Quand on fait cela, on le fait forcément avec des représentations, des images qui ne peuvent être que des projections de ce que nous sommes, de ce que nous connaissons, de ce qui relève de notre expérience dans ce qu’il y a de meilleur et de pire : Dieu bon ou menaçant par exemple. Dans la manière de le nommer et de le concevoir, ce peut être aussi projection de nos besoins : besoin de protection, de puissance…Ce peut être aussi utilisation politique : Dieu souverain, Seigneur, roi qui justifient un type de gouvernement ; Dieu au masculin qui exclue le féminin du divin…

A chacun de continuer : qu’est-ce que je mets derrière ce mot ?

Aller jusqu’au bout de cette critique est un chemin de purification car toutes nos images même les plus positives et les plus belles ne peuvent que réduire Dieu à notre mesure.

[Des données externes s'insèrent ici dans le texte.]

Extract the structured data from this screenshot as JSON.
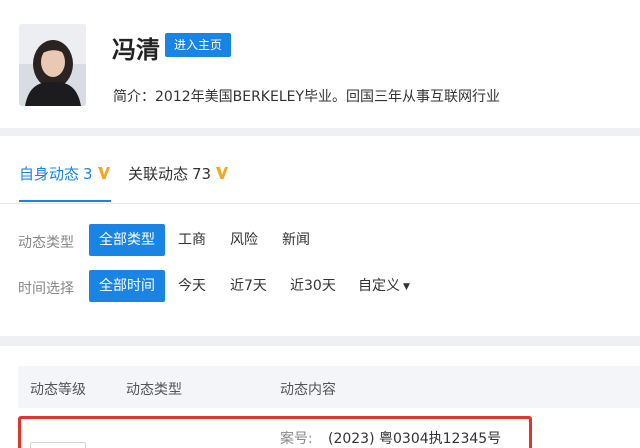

Dieu est im-pensable et ce qui peut être pensé par nous, n’est pas Dieu.

Dieu im-pensable est Dieu qui me permet de croire car indemne de nos projections.

Reste le nom comme Dieu in-connu. Et ce nom inscrit dans nos cœurs, nos pensées, Dieu comme une intuition qui cherche à se dire.

C’est ainsi qu’on peut comprendre tous les textes religieux du monde entier : une intuition de Dieu aux multiples visages issus du meilleur et du pire de notre humanité : de l’image d’un dieu qui demande des sacrifices humains au visage d’une mère qui prends soin de ses enfants (Is 49/14-15)

Tous les textes religieux y compris la Bible. La Bible n’est pas « parole de Dieu en direct », elle est la trace d’un long cheminement humain pour penser Dieu en le pensant de plus en plus avec le meilleur de nous-même, passant peu à peu d’un Dieu qui génocide l’humanité (le mythe du déluge en Gn 6 à 8) à un Dieu qu’on dit « ami de la vie » (Sg 11/26)

Mais Dieu ne fait-il rien dans ce long cheminement ?

Poser la question est encore de l’ordre de la représentation : nous « faisons » mais Dieu fait-il comme nous faisons ?

Non, Dieu ne "fait" pas.

Comme il n’"est" pas car c’est encore penser avec notre représentation de l’être.

C’est là où nous pouvons admirer la plus haute intuition de Dieu, celle qu’on trouve dans la tradition juive : « tu ne te feras aucune image… » Ex20/4 qu’elle soit sculptée ou mentale.

C’est ce que nous trouvons aussi chez des penseurs chrétiens qui ont développé une théologie « apophatique ».[1]

Mais alors que dire ?

 

C’est dans le fait même qu’il y a une recherche de Dieu que nous pouvons percevoir trace du divin en nous.

Dieu comme compagnon, compagne de route qui se révèle dans le meilleur de nous-même comme origine de tout ce qui est vie et amour.

Encore une image, mais peut-on s’en passer ?

Mais une image qui se concrétise dans un visage, celui de Jésus : l’humain dans sa plénitude qui dit Dieu de vie et d’amour, Dieu en relation, Dieu livré, vulnérable, remis dans nos mains.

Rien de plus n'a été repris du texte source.